Oft-maligned White House Press Secretary Sean Spicer has been in the news this week, basically interjecting Hitler into a discussion about chemical weapons use. Spicer has made a habit of sticking his foot awkwardly into his mouth since he started this job, so it was no surprise that he would be ham-fisted in his delivery of a nuanced (if incorrect) point.
What Spicer said was this: “Someone who is [as] despicable as Hitler didn’t even sink to using chemical weapons.” When asked for clarification on this obviously incorrect remark, Spicer replied: “I think when you come to sarin gas, there was no — he was not using the gas on his own people the same way that Assad is doing” and then followed that up with further clarification that he was talking about the dropping of gas into towns and not at what he called “Holocaust centers,” by which he presumably meant concentration camps.
There has been much outrage at the stupidity of this statement, some of it justifiable. Trying to argue that Hitler is actually the better of two evils is never going to be a successful rhetorical strategy, as well it shouldn’t be. And the argument that Hitler didn’t gas his own citizens is particularly galling in its apparent ignorance, and if the Press Secretary would like a brief and powerful education as to why he should go down to the Holocaust Museum (located just one short mile from the White House) and learn in great detail about the horrors perpetrated by the Nazis (including the use of gas) on the Jewish people.
But we are not here simply to talk of Spicer’s stupidity but of the stupidity of his critics. Anyone with some modicum of knowledge of history understood the point Spicer was trying to make: that even Hitler refused to use chemical weapons as a part of his military campaigns in the Second World War. This refusal to use the weapons is generally attributed to the experience Hitler had with gas during his time in the German Military in the First World War. I will reiterate that it is a deeply weird and stupid move to try and use Hitler as a basis for any moral comparison, but I understood the point he was attempting to make (that what Assad is responsible for in using chemical weapons is absolutely evil). To any non-biased observer, this was obvious, and it even appeared obvious to Spicer that he had severely misstepped as he began to field questions about his statement.
Nonetheless I have since seen tweets and thinkpieces written about how what Spicer did amounts to Holocaust denial. I even saw one person I know post an impassioned, essay-length Facebook status about how this represents one more step down the path towards a contemporary genocide of the Jewish people (with the strong implication that the poster believed the Trump administration would carry out, or at least facilitate, this new Holocaust). This is preposterous of course, but it’s emblematic of the Left’s rush to brand every little thing this administration does as racist, anti-Semitic, or unAmerican.

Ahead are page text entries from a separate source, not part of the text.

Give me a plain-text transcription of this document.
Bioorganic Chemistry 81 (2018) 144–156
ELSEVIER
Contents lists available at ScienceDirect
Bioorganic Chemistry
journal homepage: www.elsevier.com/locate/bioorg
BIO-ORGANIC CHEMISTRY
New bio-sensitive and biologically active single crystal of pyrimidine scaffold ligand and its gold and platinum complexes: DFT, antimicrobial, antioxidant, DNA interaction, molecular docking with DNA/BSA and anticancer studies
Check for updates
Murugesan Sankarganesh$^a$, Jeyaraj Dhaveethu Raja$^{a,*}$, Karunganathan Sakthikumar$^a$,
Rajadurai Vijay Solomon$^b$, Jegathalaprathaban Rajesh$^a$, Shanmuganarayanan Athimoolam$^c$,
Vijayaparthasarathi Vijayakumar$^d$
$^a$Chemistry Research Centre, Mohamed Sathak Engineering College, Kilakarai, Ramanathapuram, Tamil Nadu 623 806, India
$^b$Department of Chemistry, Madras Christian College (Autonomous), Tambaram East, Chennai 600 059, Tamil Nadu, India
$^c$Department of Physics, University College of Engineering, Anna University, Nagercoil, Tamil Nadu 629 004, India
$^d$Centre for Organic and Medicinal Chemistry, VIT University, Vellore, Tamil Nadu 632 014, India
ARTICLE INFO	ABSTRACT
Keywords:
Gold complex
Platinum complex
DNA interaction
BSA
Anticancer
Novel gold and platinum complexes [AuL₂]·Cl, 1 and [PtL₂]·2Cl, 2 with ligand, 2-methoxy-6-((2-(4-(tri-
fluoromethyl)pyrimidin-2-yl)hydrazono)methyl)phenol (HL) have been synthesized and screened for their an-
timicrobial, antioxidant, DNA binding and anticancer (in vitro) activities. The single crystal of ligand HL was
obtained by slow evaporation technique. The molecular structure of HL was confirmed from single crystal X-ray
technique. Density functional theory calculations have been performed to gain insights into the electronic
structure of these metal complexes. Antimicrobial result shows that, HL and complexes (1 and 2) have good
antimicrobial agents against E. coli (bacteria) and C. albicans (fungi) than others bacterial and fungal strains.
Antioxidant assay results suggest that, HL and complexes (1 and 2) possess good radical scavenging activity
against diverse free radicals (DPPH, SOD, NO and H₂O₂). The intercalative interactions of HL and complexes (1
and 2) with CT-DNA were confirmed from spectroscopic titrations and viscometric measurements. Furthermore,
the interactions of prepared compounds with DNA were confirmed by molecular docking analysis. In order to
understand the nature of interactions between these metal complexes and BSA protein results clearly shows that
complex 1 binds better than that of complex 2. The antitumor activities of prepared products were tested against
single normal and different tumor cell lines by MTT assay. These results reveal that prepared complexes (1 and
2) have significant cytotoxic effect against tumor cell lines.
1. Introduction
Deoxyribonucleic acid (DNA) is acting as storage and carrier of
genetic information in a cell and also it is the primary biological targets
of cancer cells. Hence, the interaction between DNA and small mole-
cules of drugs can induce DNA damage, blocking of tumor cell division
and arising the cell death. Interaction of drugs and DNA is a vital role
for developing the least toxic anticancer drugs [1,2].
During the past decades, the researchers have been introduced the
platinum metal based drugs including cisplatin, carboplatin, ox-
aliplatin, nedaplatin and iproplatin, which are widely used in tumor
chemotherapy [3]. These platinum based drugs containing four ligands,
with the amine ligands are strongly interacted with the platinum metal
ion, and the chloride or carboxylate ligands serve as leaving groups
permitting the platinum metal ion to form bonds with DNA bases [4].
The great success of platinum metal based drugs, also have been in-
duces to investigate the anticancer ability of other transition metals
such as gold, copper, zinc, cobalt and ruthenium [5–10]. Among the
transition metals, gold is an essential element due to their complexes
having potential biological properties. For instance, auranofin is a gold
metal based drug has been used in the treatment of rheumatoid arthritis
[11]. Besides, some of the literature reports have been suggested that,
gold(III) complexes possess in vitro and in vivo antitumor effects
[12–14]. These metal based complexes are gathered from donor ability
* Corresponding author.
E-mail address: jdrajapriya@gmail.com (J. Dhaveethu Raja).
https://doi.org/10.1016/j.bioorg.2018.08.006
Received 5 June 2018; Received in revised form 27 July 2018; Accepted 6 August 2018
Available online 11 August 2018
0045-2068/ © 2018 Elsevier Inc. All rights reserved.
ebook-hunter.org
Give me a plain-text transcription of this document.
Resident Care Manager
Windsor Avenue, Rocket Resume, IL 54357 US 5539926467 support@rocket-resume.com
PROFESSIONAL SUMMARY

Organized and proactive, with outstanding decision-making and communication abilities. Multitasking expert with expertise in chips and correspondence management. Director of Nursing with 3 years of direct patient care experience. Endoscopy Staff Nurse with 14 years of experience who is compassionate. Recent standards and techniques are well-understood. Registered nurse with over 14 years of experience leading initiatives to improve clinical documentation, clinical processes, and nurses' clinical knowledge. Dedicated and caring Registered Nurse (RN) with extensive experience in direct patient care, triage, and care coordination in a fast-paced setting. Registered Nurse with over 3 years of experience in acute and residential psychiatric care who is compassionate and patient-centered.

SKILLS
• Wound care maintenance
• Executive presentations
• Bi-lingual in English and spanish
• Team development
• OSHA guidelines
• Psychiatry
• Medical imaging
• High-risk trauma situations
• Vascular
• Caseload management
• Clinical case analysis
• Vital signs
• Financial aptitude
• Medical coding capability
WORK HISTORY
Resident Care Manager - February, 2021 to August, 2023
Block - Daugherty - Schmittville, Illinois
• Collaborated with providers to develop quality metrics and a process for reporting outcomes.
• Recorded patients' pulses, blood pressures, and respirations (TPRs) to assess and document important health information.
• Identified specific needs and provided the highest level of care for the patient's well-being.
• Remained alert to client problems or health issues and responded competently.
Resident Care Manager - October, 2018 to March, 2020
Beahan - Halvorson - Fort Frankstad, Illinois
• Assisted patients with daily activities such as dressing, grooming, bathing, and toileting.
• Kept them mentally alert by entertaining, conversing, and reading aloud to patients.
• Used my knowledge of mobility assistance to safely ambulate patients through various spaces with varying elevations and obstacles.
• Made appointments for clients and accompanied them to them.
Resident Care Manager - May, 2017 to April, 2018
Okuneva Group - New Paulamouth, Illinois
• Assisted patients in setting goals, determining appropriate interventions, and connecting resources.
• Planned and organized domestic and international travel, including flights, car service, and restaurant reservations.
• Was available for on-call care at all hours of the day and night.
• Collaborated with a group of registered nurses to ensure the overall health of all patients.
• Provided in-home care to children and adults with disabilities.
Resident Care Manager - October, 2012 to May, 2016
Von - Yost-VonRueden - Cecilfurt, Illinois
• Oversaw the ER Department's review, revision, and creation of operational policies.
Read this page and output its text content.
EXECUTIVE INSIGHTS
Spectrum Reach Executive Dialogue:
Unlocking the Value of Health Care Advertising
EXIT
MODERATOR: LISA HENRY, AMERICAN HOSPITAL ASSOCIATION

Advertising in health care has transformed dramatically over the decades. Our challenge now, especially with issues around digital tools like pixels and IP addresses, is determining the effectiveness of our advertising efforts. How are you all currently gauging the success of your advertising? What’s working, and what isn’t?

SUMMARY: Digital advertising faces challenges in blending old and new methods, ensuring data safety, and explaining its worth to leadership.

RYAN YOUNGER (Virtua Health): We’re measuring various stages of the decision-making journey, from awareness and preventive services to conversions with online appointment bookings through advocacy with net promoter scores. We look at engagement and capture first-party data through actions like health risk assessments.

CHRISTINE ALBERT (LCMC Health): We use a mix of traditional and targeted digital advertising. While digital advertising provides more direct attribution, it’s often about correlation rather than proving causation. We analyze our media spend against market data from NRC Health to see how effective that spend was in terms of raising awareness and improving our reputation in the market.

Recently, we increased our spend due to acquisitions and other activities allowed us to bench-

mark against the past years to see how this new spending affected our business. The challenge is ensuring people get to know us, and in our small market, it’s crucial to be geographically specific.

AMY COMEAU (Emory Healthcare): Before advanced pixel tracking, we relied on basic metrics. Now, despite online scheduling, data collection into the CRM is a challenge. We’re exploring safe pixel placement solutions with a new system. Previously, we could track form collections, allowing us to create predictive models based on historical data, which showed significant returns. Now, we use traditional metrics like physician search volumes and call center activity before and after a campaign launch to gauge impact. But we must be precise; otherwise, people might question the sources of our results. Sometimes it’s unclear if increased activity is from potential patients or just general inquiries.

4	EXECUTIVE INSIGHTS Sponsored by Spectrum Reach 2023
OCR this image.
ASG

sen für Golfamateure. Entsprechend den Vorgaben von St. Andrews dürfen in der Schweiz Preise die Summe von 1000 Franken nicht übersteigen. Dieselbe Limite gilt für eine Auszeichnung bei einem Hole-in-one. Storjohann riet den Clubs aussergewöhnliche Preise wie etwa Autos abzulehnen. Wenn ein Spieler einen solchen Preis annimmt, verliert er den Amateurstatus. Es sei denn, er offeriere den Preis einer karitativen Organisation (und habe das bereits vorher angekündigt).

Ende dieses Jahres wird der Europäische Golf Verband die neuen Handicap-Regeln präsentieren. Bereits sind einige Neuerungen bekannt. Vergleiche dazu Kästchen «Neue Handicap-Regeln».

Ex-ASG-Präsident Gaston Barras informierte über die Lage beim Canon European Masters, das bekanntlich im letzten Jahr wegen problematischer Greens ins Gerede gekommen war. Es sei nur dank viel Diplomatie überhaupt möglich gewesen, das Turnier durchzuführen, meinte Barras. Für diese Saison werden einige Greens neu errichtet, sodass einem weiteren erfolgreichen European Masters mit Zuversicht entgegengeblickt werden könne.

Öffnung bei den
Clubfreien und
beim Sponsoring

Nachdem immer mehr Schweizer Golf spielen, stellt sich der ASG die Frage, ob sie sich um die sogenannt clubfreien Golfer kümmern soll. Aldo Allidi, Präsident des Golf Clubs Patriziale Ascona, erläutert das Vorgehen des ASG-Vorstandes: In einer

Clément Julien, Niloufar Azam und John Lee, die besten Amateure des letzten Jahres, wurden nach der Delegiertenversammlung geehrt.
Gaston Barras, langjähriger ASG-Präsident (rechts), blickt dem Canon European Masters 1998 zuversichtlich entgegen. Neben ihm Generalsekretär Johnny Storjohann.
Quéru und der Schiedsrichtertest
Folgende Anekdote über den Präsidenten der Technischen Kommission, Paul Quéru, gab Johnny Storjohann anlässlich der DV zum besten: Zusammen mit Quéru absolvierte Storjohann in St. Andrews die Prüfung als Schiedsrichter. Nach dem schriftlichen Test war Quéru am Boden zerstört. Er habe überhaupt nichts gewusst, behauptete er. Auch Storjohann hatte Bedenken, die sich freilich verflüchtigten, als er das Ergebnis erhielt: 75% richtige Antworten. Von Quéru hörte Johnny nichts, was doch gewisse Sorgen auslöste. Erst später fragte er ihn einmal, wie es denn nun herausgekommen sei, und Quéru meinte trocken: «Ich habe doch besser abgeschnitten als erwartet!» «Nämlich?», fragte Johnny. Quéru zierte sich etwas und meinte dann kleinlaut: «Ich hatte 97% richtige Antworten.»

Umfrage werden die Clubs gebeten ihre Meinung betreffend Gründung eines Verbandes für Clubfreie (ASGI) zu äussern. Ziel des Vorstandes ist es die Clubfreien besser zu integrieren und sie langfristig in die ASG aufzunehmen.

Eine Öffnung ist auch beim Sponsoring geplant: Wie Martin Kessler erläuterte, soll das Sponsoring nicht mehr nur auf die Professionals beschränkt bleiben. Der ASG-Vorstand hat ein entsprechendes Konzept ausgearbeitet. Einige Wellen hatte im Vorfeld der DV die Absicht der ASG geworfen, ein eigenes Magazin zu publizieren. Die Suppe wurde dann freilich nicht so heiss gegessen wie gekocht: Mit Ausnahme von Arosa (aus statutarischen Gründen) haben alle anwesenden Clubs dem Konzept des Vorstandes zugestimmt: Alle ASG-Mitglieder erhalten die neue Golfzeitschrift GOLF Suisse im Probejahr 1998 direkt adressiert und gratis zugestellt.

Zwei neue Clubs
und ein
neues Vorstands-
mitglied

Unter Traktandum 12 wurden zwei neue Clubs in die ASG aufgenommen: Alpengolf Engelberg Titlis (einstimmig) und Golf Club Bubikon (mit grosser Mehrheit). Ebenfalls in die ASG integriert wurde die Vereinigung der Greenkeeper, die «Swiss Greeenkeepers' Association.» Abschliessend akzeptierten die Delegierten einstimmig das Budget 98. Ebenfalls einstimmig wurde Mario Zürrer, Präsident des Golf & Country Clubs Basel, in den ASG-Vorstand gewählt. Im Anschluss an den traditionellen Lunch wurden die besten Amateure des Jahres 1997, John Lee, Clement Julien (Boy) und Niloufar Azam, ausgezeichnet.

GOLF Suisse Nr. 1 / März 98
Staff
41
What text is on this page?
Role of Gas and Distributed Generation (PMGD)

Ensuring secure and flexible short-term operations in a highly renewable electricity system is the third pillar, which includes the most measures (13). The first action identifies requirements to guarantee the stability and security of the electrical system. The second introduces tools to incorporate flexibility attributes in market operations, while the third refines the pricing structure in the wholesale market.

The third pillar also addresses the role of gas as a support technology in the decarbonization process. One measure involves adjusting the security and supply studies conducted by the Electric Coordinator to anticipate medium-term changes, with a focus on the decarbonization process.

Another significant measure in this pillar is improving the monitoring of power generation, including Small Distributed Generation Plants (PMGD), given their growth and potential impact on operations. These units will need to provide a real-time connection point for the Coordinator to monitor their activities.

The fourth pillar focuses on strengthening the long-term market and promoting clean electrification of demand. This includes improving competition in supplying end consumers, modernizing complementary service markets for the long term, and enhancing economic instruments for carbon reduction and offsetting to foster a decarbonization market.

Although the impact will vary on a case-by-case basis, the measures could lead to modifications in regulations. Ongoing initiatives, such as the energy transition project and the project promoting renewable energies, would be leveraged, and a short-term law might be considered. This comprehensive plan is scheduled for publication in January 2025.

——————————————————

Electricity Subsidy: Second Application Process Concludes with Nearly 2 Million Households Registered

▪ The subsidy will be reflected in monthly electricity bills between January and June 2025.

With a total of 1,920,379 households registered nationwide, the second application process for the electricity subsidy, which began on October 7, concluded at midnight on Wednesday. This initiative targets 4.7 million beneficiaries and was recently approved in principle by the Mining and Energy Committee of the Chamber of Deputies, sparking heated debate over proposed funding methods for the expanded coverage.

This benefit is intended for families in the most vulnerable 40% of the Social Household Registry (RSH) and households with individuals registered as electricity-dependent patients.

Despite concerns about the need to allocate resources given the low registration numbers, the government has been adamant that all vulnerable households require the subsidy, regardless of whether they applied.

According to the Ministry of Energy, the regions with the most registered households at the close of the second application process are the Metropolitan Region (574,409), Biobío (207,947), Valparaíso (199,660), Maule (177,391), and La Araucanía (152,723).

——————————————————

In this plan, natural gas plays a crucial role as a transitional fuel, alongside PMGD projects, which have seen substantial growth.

More to the point, even though his reference to “Holocaust Centers” was clumsy and stupid, the very acknowledgement of their existence precludes Holocaust denial from the list of charges that can be levied against the man. If you’d like to see what Holocaust denial looks like, turn to the words of former Iranian president Mahmoud Ahmadinejad, who routinely questioned the veracity of the historical record of the Holocaust, and often referred to it as “a fabricated legend” and the “myth of the massacre of the Jews.” That’s what denial looks like.
Furthermore, some of the leftist critiques of Spicer’s statement have alleged that his statement was meant as some kind of subliminal dog-whistle to the alt-right to assure them that Trump was not abandoning them, and that he would soon deal with the Jews. This kind of critique is nutty for a few reasons, not the least of which is the insinuation that there is some kind of deep thought and complex strategy at play here. “Trump is playing the game on another level” is the basic thrust of the critique, and it’s something we also see from Trump’s most ardent, sycophantic supporters as a reply to other critiques of the administration. However, that is an argument that belies nothing but the stupidity of the person bringing it forward.
A quick scan of the headlines seems to prove that it is simply not the case that there is some master strategy, that Trump is not playing four dimensional chess. Trump has almost zero baseline knowledge of any key policy initiatives (remember “Nobody knew healthcare could be so complicated”?), there is constant infighting in the administration (illustrated this week by the swirling rumors of Steve Bannon’s impending ouster), and his policy positions seem to shift almost constantly in response to whatever he thinks will help his poll numbers. This last point can best be illustrated by this headline from National Review’s Rich Lowry: “In Case You Are Keeping Track at Home, NATO Is In, Russia Is Out, the Ex-Im Bank Is In, Labeling China a Currency Manipulator Is Out, and Janet Yellen Is TBD.”
So no, Sean Spicer is not a Holocaust denier, and he’s not part of some grand strategy. He’s just not very good at his job, and he’s working for a man who has no clear ideology and no roadmap for defining one. This whole non-controversy boils down, once again, to incompetence. But since there seems to be some mandate among the left-wing twitter and journalist crowd that every single thing this administration does must be turned into an earth-shattering controversy, we have once again been subjected to leftist stupidity as well. The politics of outrage will do the Left no favors, and the erosion of public trust it will foment will do the Republic no favors either.